The newsletter issue featuring the letter to the Whitney Museum also contains a tribute to Lin Lin, a Chinese artist who was shot and killed on the street; following it, an obituary for artist Win Ng, written by Ken Chu, merits study as a finely written cultural artifact, examining the lesser-known community of queer Asian American artists of that time. Eugenie Tsai’s report on Godzilla committee proceedings begins with her childhood memories of Hong Kong, where her parents and their friends would play mahjong and eat watermelon on hot summer nights; and the late curator Karin Higa’s essay “Origin Myths: A Short and Incomplete History of Godzilla,” which appeared in the catalogue of the 2006 Asia Society exhibition “One Way or Another: Asian American Art Now,” testifies that a symbiosis of friendship and accountability wove Godzilla together and gave it momentum. The volume is dedicated to Higa.

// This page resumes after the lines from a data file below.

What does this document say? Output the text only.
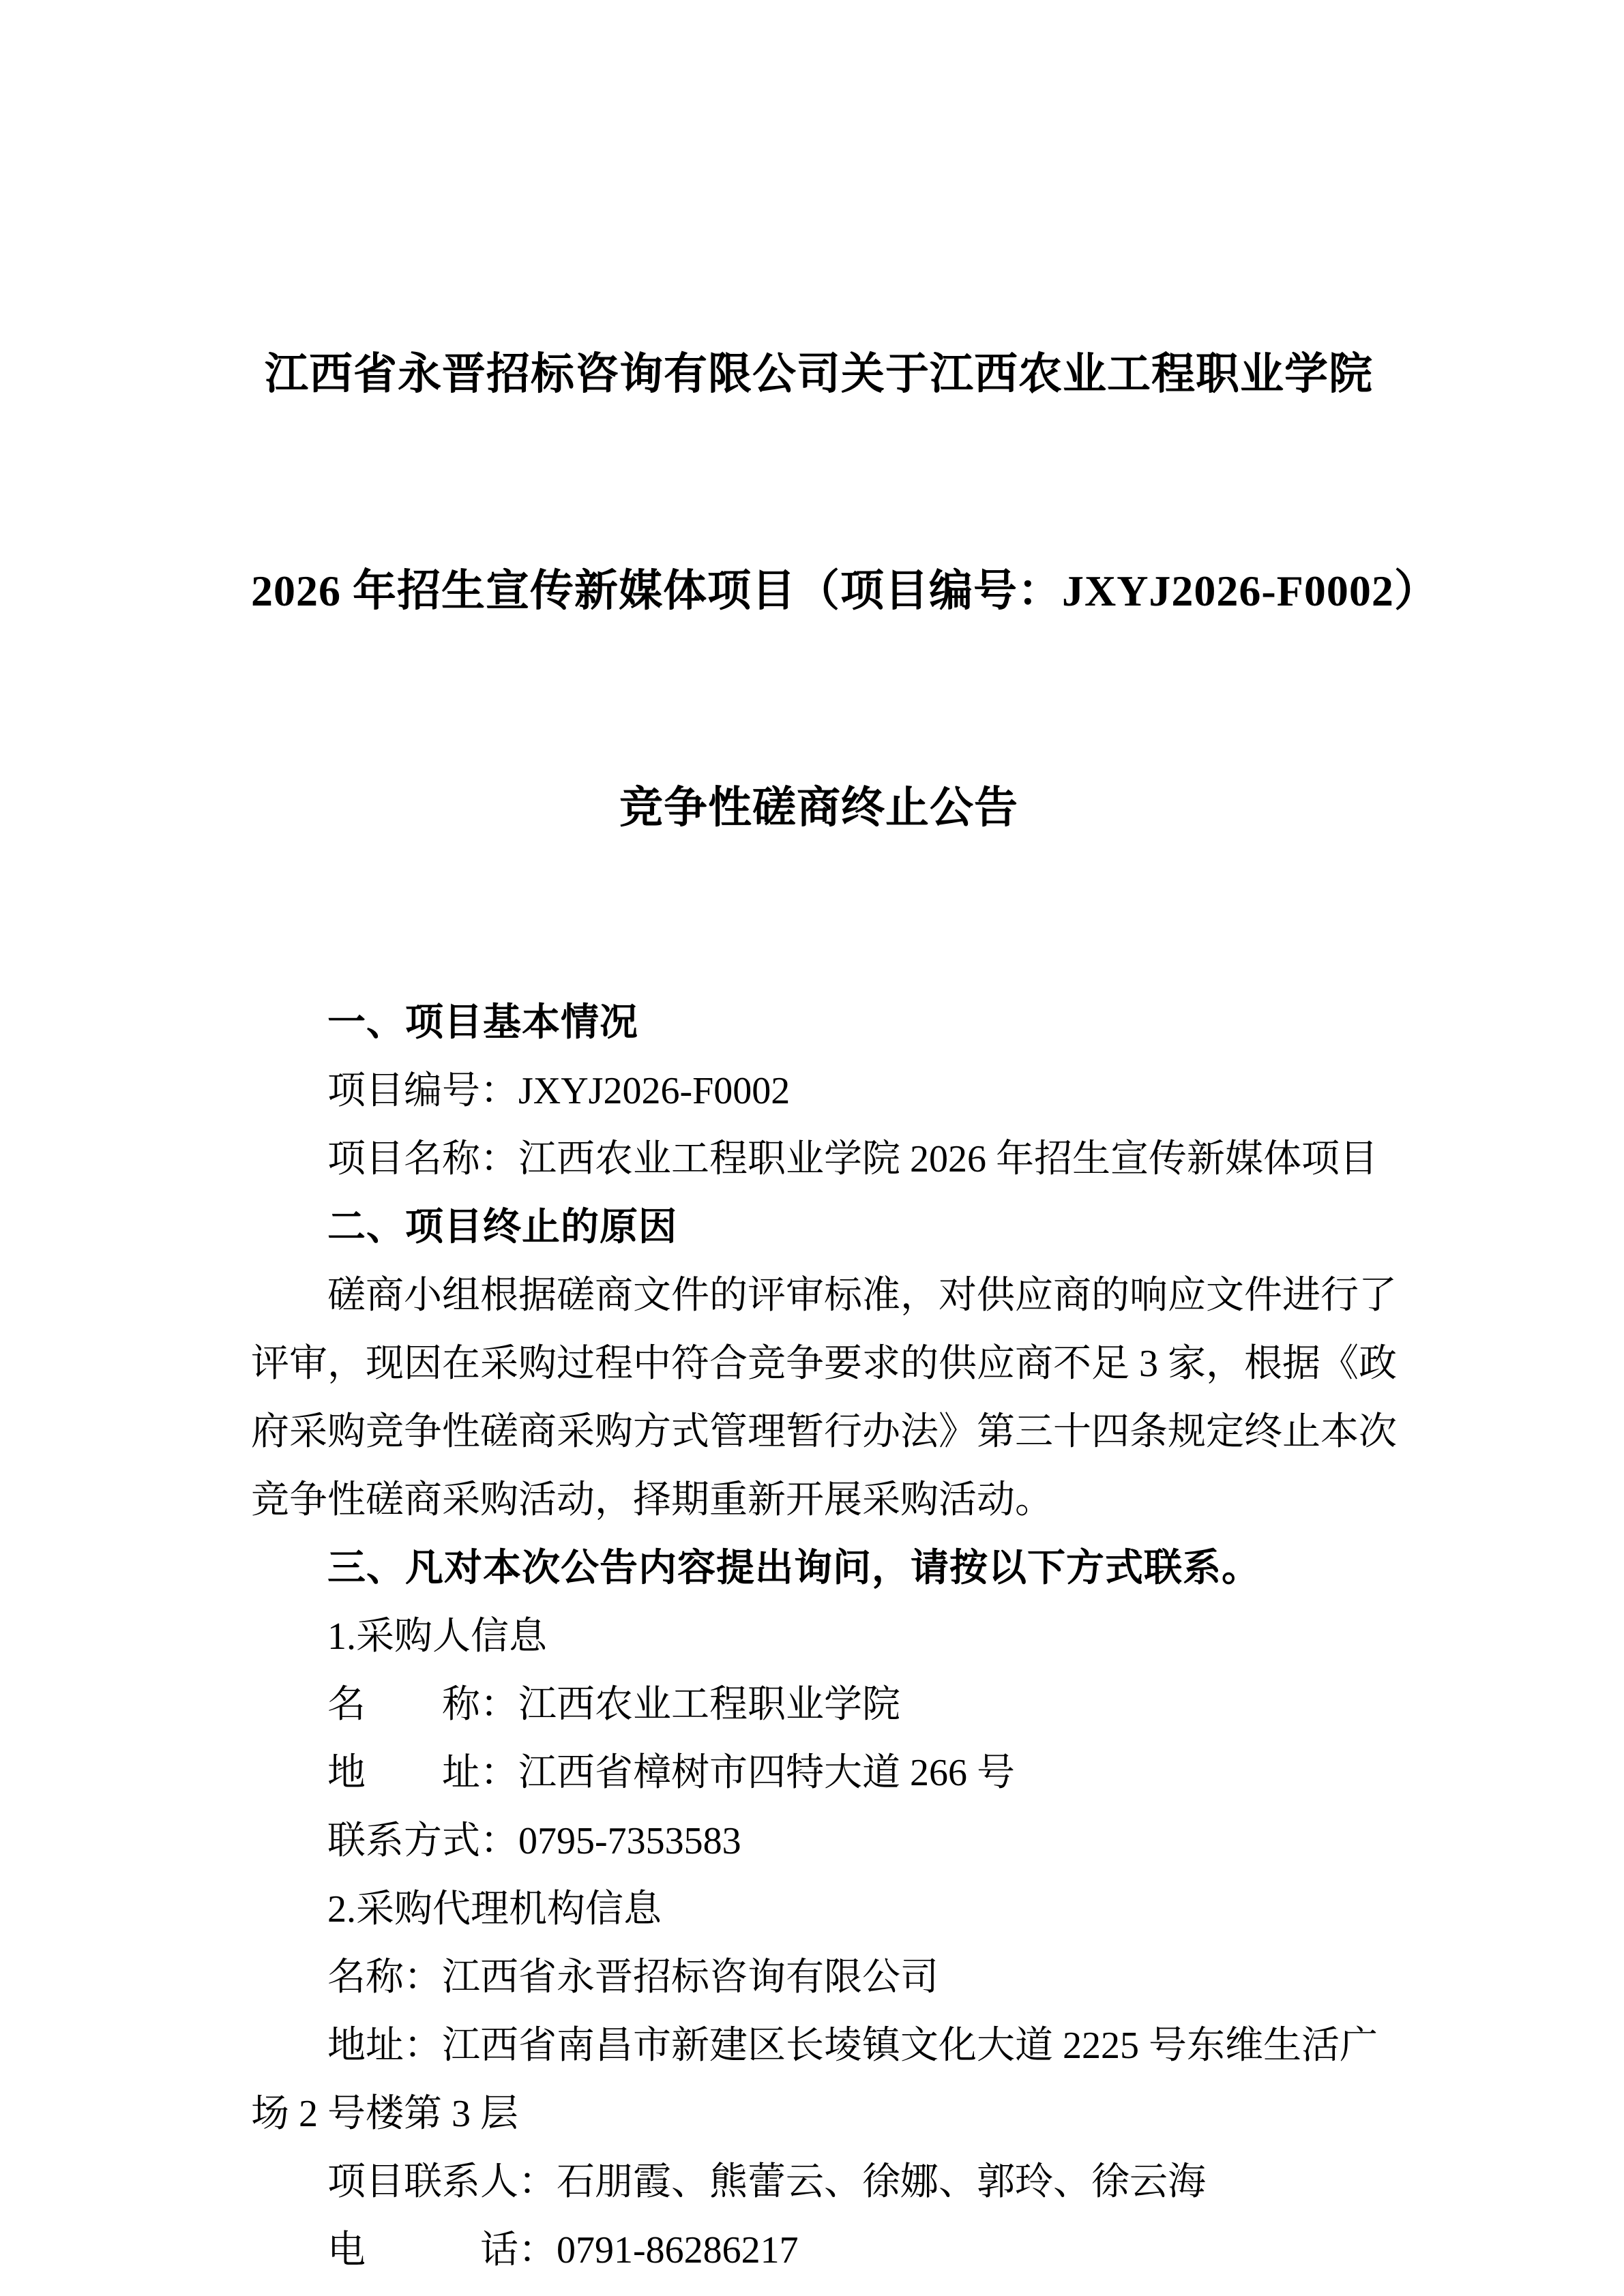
江西省永晋招标咨询有限公司关于江西农业工程职业学院

2026 年招生宣传新媒体项目（项目编号：JXYJ2026-F0002）

竞争性磋商终止公告

一、项目基本情况
项目编号：JXYJ2026-F0002
项目名称：江西农业工程职业学院 2026 年招生宣传新媒体项目
二、项目终止的原因
磋商小组根据磋商文件的评审标准，对供应商的响应文件进行了
评审，现因在采购过程中符合竞争要求的供应商不足 3 家，根据《政
府采购竞争性磋商采购方式管理暂行办法》第三十四条规定终止本次
竞争性磋商采购活动，择期重新开展采购活动。
三、凡对本次公告内容提出询问，请按以下方式联系。
1.采购人信息
名　　称：江西农业工程职业学院
地　　址：江西省樟树市四特大道 266 号
联系方式：0795-7353583
2.采购代理机构信息
名称：江西省永晋招标咨询有限公司
地址：江西省南昌市新建区长堎镇文化大道 2225 号东维生活广
场 2 号楼第 3 层
项目联系人：石朋霞、熊蕾云、徐娜、郭玲、徐云海
电　　　话：0791-86286217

In the July/August 1995 issue of the magazine New Observations, guest edited by Godzilla, artist Todd Ayoung wrote: “like all fledgling groups Godzilla has had its Utopic ambitions. Ken Chu dreamed of starting an Asian American Contemporary Art Museum, Margo Machida hoped to have a National Forum Network to share information on the latest in Asian American Art and Bing Lee wanted to begin an Asian American Art History Archive [that would include] people from many backgrounds and professions.” Ayoung probably did not intend to characterize Godzilla’s members as in over their heads, but his use of the word “utopic” does suggest a kind of disbelief in the attainability of these goals. When talking about Godzilla, there is a temptation to use language tinged with loss. Even the news this past March that nineteen out of thirty-three artists had withdrawn from the group’s long-anticipated and well-deserved retrospective at the Museum of Chinese in America, “Godzilla vs. The Art World: 1990–2001,” due to the museum leadership’s complicity in the construction of a new jail in New York’s Chinatown, elicited a degree of sorrow over the show’s cancelation.

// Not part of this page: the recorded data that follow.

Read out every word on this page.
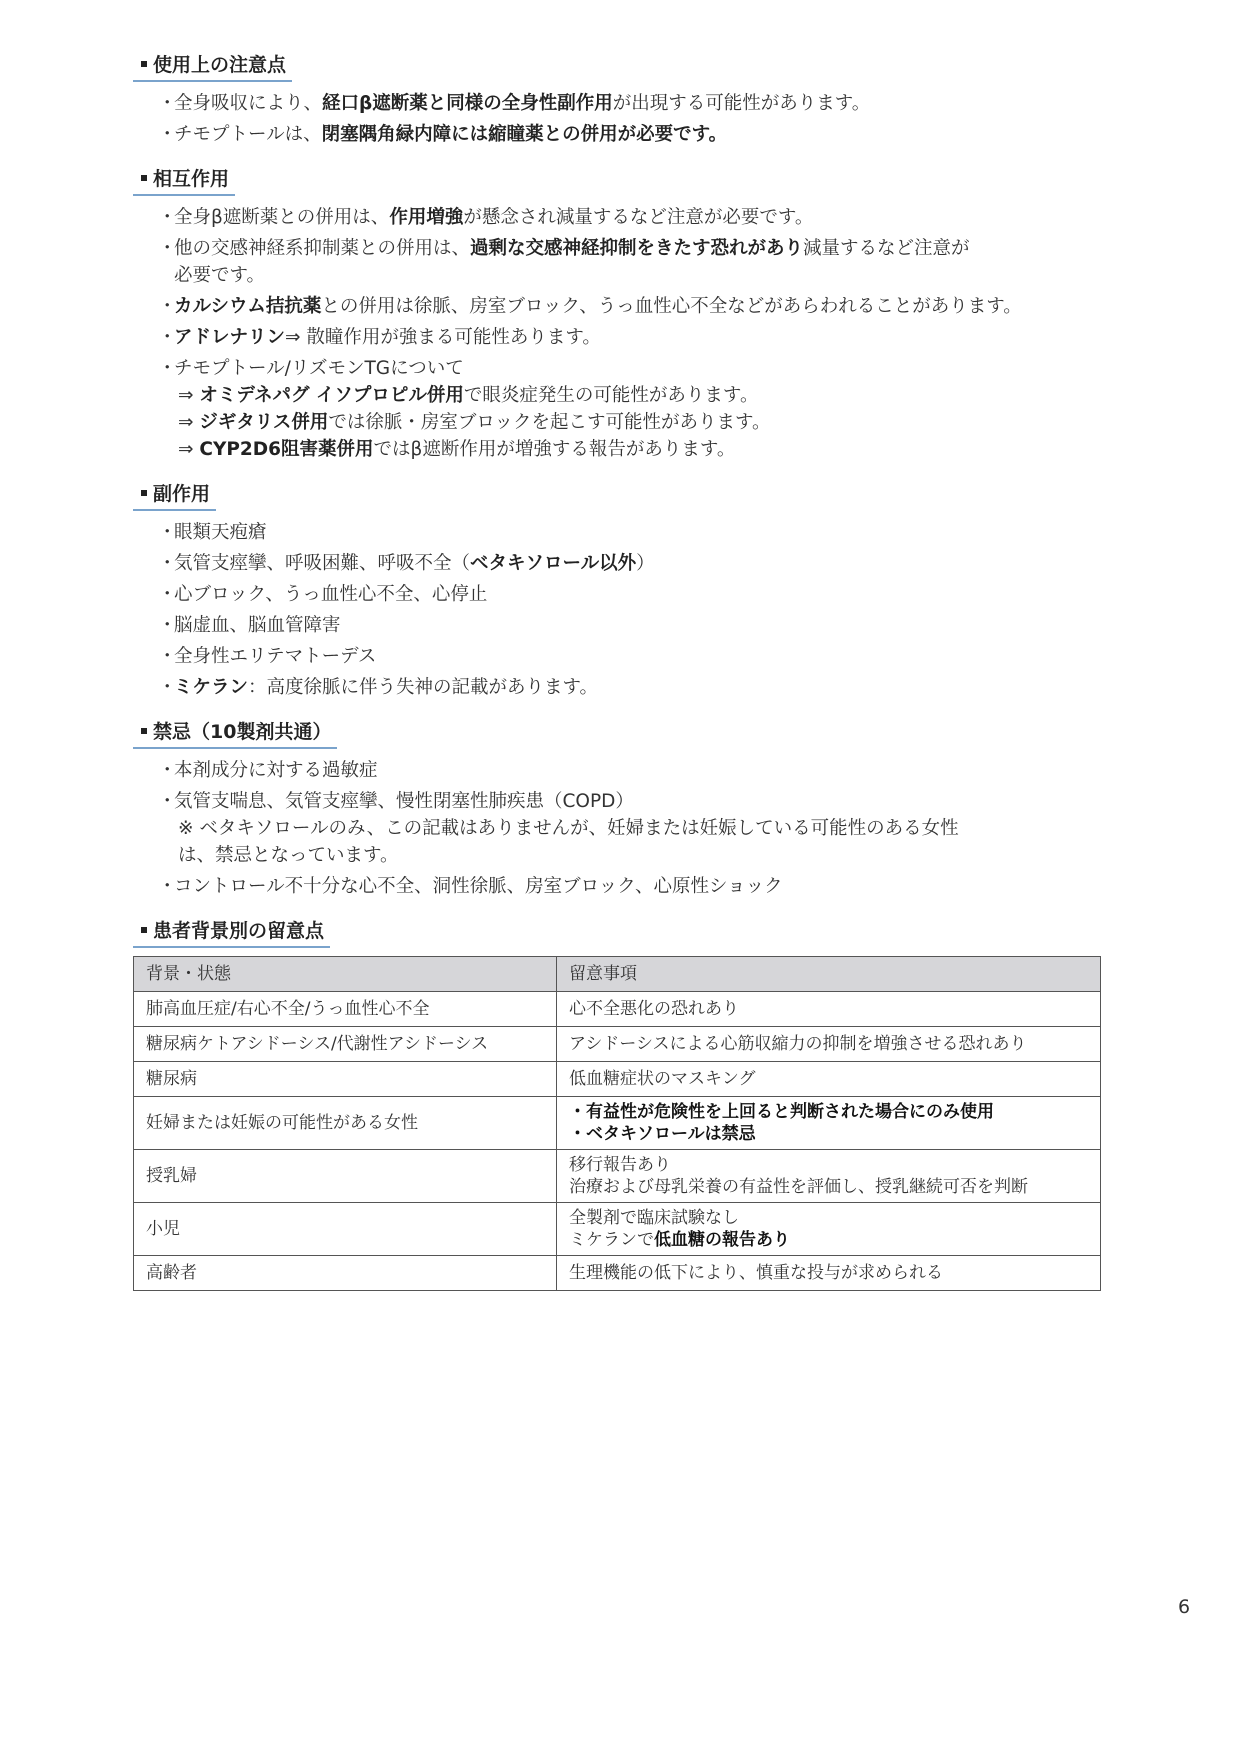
使用上の注意点
・
全身吸収により、経口β遮断薬と同様の全身性副作用が出現する可能性があります。
・
チモプトールは、閉塞隅角緑内障には縮瞳薬との併用が必要です。
相互作用
・
全身β遮断薬との併用は、作用増強が懸念され減量するなど注意が必要です。
・
他の交感神経系抑制薬との併用は、過剰な交感神経抑制をきたす恐れがあり減量するなど注意が
必要です。
・
カルシウム拮抗薬との併用は徐脈、房室ブロック、うっ血性心不全などがあらわれることがあります。
・
アドレナリン⇒ 散瞳作用が強まる可能性あります。
・
チモプトール/リズモンTGについて
⇒ オミデネパグ イソプロピル併用で眼炎症発生の可能性があります。
⇒ ジギタリス併用では徐脈・房室ブロックを起こす可能性があります。
⇒ CYP2D6阻害薬併用ではβ遮断作用が増強する報告があります。
副作用
・
眼類天疱瘡
・
気管支痙攣、呼吸困難、呼吸不全（ベタキソロール以外）
・
心ブロック、うっ血性心不全、心停止
・
脳虚血、脳血管障害
・
全身性エリテマトーデス
・
ミケラン：高度徐脈に伴う失神の記載があります。
禁忌（10製剤共通）
・
本剤成分に対する過敏症
・
気管支喘息、気管支痙攣、慢性閉塞性肺疾患（COPD）
※ ベタキソロールのみ、この記載はありませんが、妊婦または妊娠している可能性のある女性
は、禁忌となっています。
・
コントロール不十分な心不全、洞性徐脈、房室ブロック、心原性ショック
患者背景別の留意点
背景・状態	留意事項
肺高血圧症/右心不全/うっ血性心不全	心不全悪化の恐れあり
糖尿病ケトアシドーシス/代謝性アシドーシス	アシドーシスによる心筋収縮力の抑制を増強させる恐れあり
糖尿病	低血糖症状のマスキング
妊婦または妊娠の可能性がある女性	・有益性が危険性を上回ると判断された場合にのみ使用
・ベタキソロールは禁忌

授乳婦	移行報告あり
治療および母乳栄養の有益性を評価し、授乳継続可否を判断

小児	全製剤で臨床試験なし
ミケランで低血糖の報告あり
高齢者	生理機能の低下により、慎重な投与が求められる
6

While Godzilla’s tactics remain uncompromising and anarchistic, its ends are not unrealistically utopic. The anthology ends with a February 2021 call for the removal of Leon Black from the Museum of Modern Art’s board of directors, over the mogul’s business dealings with sex offender Jeffrey Epstein. The statement’s last sentence signals neither disillusionment nor defeat, but a highly ambitious resolve: “We urge our cultural institutions toward systemic and structural change in order to support new political models of what we as a society hope to build.”